On the Deseret News Facebook page, David Welling said he's sticking to college and high school hoops. Steve Landon said he's become "soured on the No Basketball Association." And Jeff Hilton asked, "Who needs the NBA?"
But other basketball-hungry fans were in a more forgiving mood after Saturday's surprising news.
"Bring on the jazz, i can't wait!" pate123 wrote on the deseretnews.com poll.
"I'll be glad when it starts!" Valeen Haslam exclaimed on Facebook. "This was great news to wake up to! Can't wait for the first game!"
One group of Jazz fans was so excited upon hearing the news, the online friends met at a diner for a celebration meal at 2 a.m.
Reactions were mixed among those who braved the cold to shop at The Gateway later in the day. Jim Hardcastle, of Salt Lake City, was skeptical of the tentative agreement.
"I've heard that a couple of times now," he said, of the reports that a deal had been struck. "I'll believe it when I see it."
He downplayed his enthusiasm for the Jazz, stating: "It'll be nice to have them playing." But his wife, Becky, chimed in, "He follows everything on his phone. Even in public, he's telling people: 'The Jazz are up!' "
Lance Brown was literally reading the news on his phone when approached. He typically goes to three or four Jazz games a season. His opinion on the proposed, shortened season was that something was better than nothing.
"I don't care if they start later as long as they play," he said.
Brown's friend, though, was annoyed by the lockout and the attention it received.
"There are more important things in life than watching people put a ball in a hole," Peter Larsen said. "I think they're all overpaid anyway."
Michelle Gilbert of Logan said she hasn't followed the Jazz with any regularity since Kyle Korver left for Chicago, but questioned the impact the lockout had on the economy. Her sister used to work for the team.

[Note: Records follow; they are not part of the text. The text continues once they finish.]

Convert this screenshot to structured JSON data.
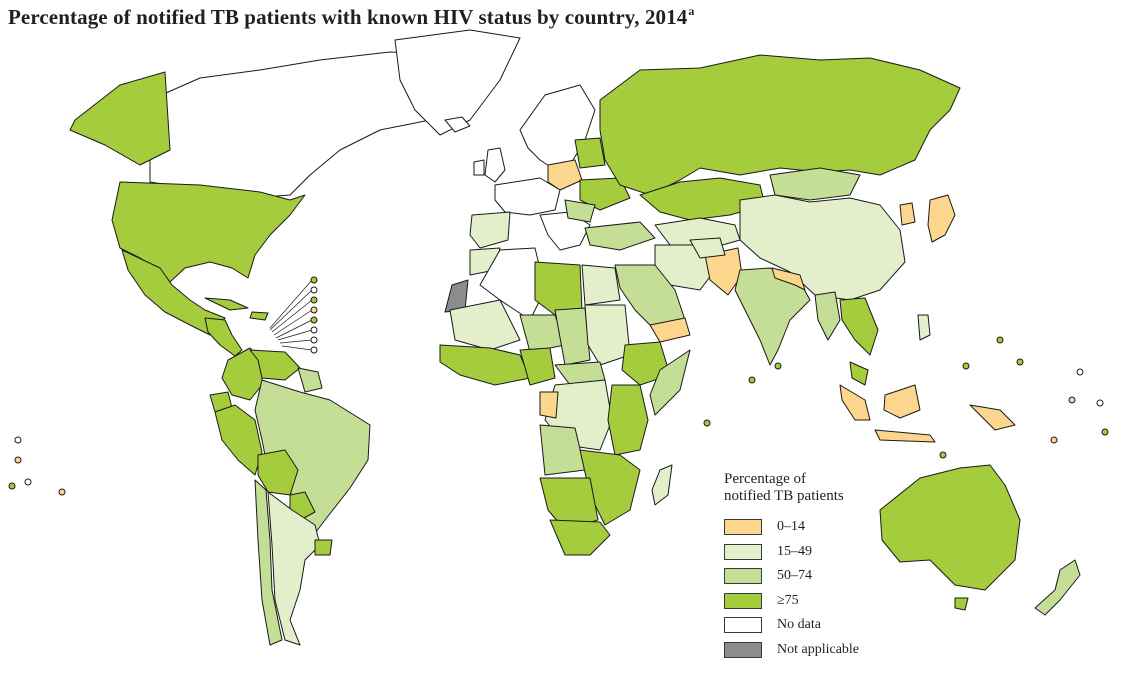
{
  "title": "Percentage of notified TB patients with known HIV status by country, 2014",
  "title_footnote": "a",
  "legend": {
    "title_line1": "Percentage of",
    "title_line2": "notified TB patients",
    "items": [
      {
        "label": "0–14",
        "color": "#fcd68c"
      },
      {
        "label": "15–49",
        "color": "#e2efca"
      },
      {
        "label": "50–74",
        "color": "#c5de96"
      },
      {
        "label": "≥75",
        "color": "#a5cc3c"
      },
      {
        "label": "No data",
        "color": "#ffffff"
      },
      {
        "label": "Not applicable",
        "color": "#8c8c8c"
      }
    ]
  }
}
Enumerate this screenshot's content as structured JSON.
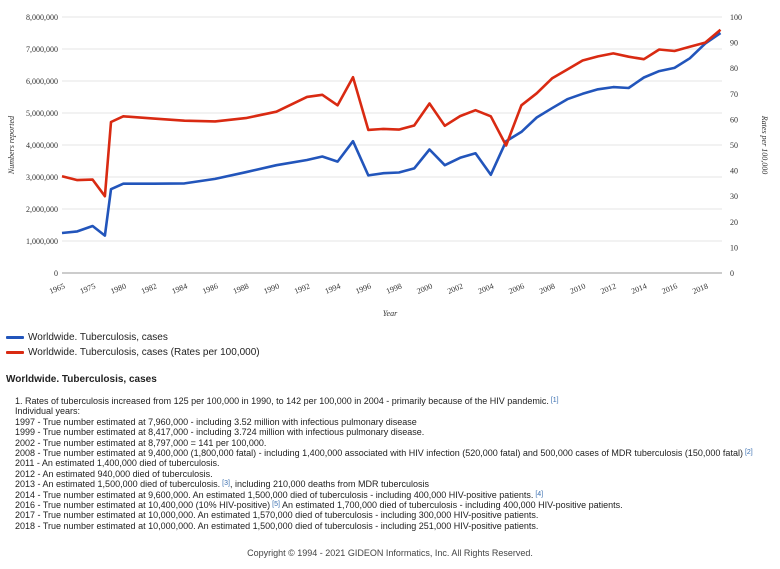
{
  "chart_data": {
    "type": "line",
    "title": "Worldwide. Tuberculosis, cases",
    "xlabel": "Year",
    "ylabel": "Numbers reported",
    "y2label": "Rates per 100,000",
    "ylim": [
      0,
      8000000
    ],
    "y2lim": [
      0,
      100
    ],
    "xlim": [
      1965,
      2019
    ],
    "x_ticks": [
      1965,
      1975,
      1980,
      1982,
      1984,
      1986,
      1988,
      1990,
      1992,
      1994,
      1996,
      1998,
      2000,
      2002,
      2004,
      2006,
      2008,
      2010,
      2012,
      2014,
      2016,
      2018
    ],
    "x_tick_labels": [
      "1965",
      "1975",
      "1980",
      "1982",
      "1984",
      "1986",
      "1988",
      "1990",
      "1992",
      "1994",
      "1996",
      "1998",
      "2000",
      "2002",
      "2004",
      "2006",
      "2008",
      "2010",
      "2012",
      "2014",
      "2016",
      "2018"
    ],
    "y_ticks": [
      0,
      1000000,
      2000000,
      3000000,
      4000000,
      5000000,
      6000000,
      7000000,
      8000000
    ],
    "y_tick_labels": [
      "0",
      "1,000,000",
      "2,000,000",
      "3,000,000",
      "4,000,000",
      "5,000,000",
      "6,000,000",
      "7,000,000",
      "8,000,000"
    ],
    "y2_ticks": [
      0,
      10,
      20,
      30,
      40,
      50,
      60,
      70,
      80,
      90,
      100
    ],
    "y2_tick_labels": [
      "0",
      "10",
      "20",
      "30",
      "40",
      "50",
      "60",
      "70",
      "80",
      "90",
      "100"
    ],
    "grid": "horizontal",
    "series": [
      {
        "name": "Worldwide. Tuberculosis, cases",
        "color": "#2255bb",
        "axis": "left",
        "x": [
          1965,
          1970,
          1975,
          1977,
          1978,
          1980,
          1982,
          1984,
          1986,
          1988,
          1990,
          1992,
          1993,
          1994,
          1995,
          1996,
          1997,
          1998,
          1999,
          2000,
          2001,
          2002,
          2003,
          2004,
          2005,
          2006,
          2007,
          2008,
          2009,
          2010,
          2011,
          2012,
          2013,
          2014,
          2015,
          2016,
          2017,
          2018,
          2019
        ],
        "values": [
          1250000,
          1300000,
          1470000,
          1170000,
          2620000,
          2790000,
          2790000,
          2800000,
          2940000,
          3150000,
          3370000,
          3530000,
          3640000,
          3480000,
          4120000,
          3050000,
          3120000,
          3140000,
          3270000,
          3860000,
          3370000,
          3600000,
          3740000,
          3070000,
          4120000,
          4410000,
          4860000,
          5150000,
          5430000,
          5600000,
          5740000,
          5810000,
          5780000,
          6110000,
          6310000,
          6410000,
          6710000,
          7170000,
          7500000
        ]
      },
      {
        "name": "Worldwide. Tuberculosis, cases (Rates per 100,000)",
        "color": "#d92a12",
        "axis": "right",
        "x": [
          1965,
          1970,
          1975,
          1977,
          1978,
          1980,
          1982,
          1984,
          1986,
          1988,
          1990,
          1992,
          1993,
          1994,
          1995,
          1996,
          1997,
          1998,
          1999,
          2000,
          2001,
          2002,
          2003,
          2004,
          2005,
          2006,
          2007,
          2008,
          2009,
          2010,
          2011,
          2012,
          2013,
          2014,
          2015,
          2016,
          2017,
          2018,
          2019
        ],
        "values": [
          37.8,
          36.3,
          36.5,
          30.0,
          59.0,
          61.2,
          60.3,
          59.5,
          59.2,
          60.5,
          63.0,
          68.8,
          69.6,
          65.5,
          76.5,
          55.9,
          56.3,
          56.0,
          57.6,
          66.2,
          57.5,
          61.3,
          63.6,
          61.2,
          49.8,
          65.5,
          70.2,
          76.0,
          79.5,
          83.0,
          84.6,
          85.8,
          84.5,
          83.5,
          87.3,
          86.7,
          88.4,
          90.0,
          95.0
        ]
      }
    ]
  },
  "x_plot_positions_note": "",
  "legend": {
    "item1": "Worldwide. Tuberculosis, cases",
    "item2": "Worldwide. Tuberculosis, cases (Rates per 100,000)",
    "color1": "#2255bb",
    "color2": "#d92a12"
  },
  "section_title": "Worldwide. Tuberculosis, cases",
  "notes": {
    "n1_text": "1. Rates of tuberculosis increased from 125 per 100,000 in 1990, to 142 per 100,000 in 2004 - primarily because of the HIV pandemic.",
    "n1_ref": "[1]",
    "n2": "Individual years:",
    "n3": "1997 - True number estimated at 7,960,000 - including 3.52 million with infectious pulmonary disease",
    "n4": "1999 - True number estimated at 8,417,000 - including 3.724 million with infectious pulmonary disease.",
    "n5": "2002 - True number estimated at 8,797,000 = 141 per 100,000.",
    "n6_text": "2008 - True number estimated at 9,400,000 (1,800,000 fatal) - including 1,400,000 associated with HIV infection (520,000 fatal) and 500,000 cases of MDR tuberculosis (150,000 fatal)",
    "n6_ref": "[2]",
    "n7": "2011 - An estimated 1,400,000 died of tuberculosis.",
    "n8": "2012 - An estimated 940,000 died of tuberculosis.",
    "n9_text": "2013 - An estimated 1,500,000 died of tuberculosis.",
    "n9_ref": "[3]",
    "n9_text2": ", including 210,000 deaths from MDR tuberculosis",
    "n10_text": "2014 - True number estimated at 9,600,000. An estimated 1,500,000 died of tuberculosis - including 400,000 HIV-positive patients.",
    "n10_ref": "[4]",
    "n11_text": "2016 - True number estimated at 10,400,000 (10% HIV-positive)",
    "n11_ref": "[5]",
    "n11_text2": "An estimated 1,700,000 died of tuberculosis - including 400,000 HIV-positive patients.",
    "n12": "2017 - True number estimated at 10,000,000. An estimated 1,570,000 died of tuberculosis - including 300,000 HIV-positive patients.",
    "n13": "2018 - True number estimated at 10,000,000. An estimated 1,500,000 died of tuberculosis - including 251,000 HIV-positive patients."
  },
  "footer": "Copyright © 1994 - 2021 GIDEON Informatics, Inc. All Rights Reserved."
}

"Now there are people that don't have a job anymore," she said.
"The only ones that I am happy for are the workers, shop owners and the little people," T Scott Rees said on Facebook. "They are the most important, not the players."
A handful of people expressed zero interest in the Jazz or the lockout, but Vernal's Jerry Kenczka has noticed the sport's absence.
"You kind of miss not having the games, whether it's the Jazz or anybody playing," he said.
Fanzz general manager Steve Eliason said the announcement had already generated business for fans who were excited and anxious for the upcoming season.
The store carries products for the NFL, NHL and MLB, but Eliason said "this store is an NBA store, especially a Jazz store."
Pierre Vandamme, owns Bruges Waffles, which is a couple of blocks away from EnergySolutions Arena. Sales of Belgian waffles and French fries weren't fazed by the stalled season, but he admits the basketball season brings a different feeling to downtown.
"It's a great atmosphere," he said. "It's good to have them back and back playing."
It also brings in the occasional customer, who happens upon the place en route to the arena.
"The more souls," he said, "especially in this area, the better."
Judging some fans' reactions, the Jazz might sing a similar tune when the season begins in a month.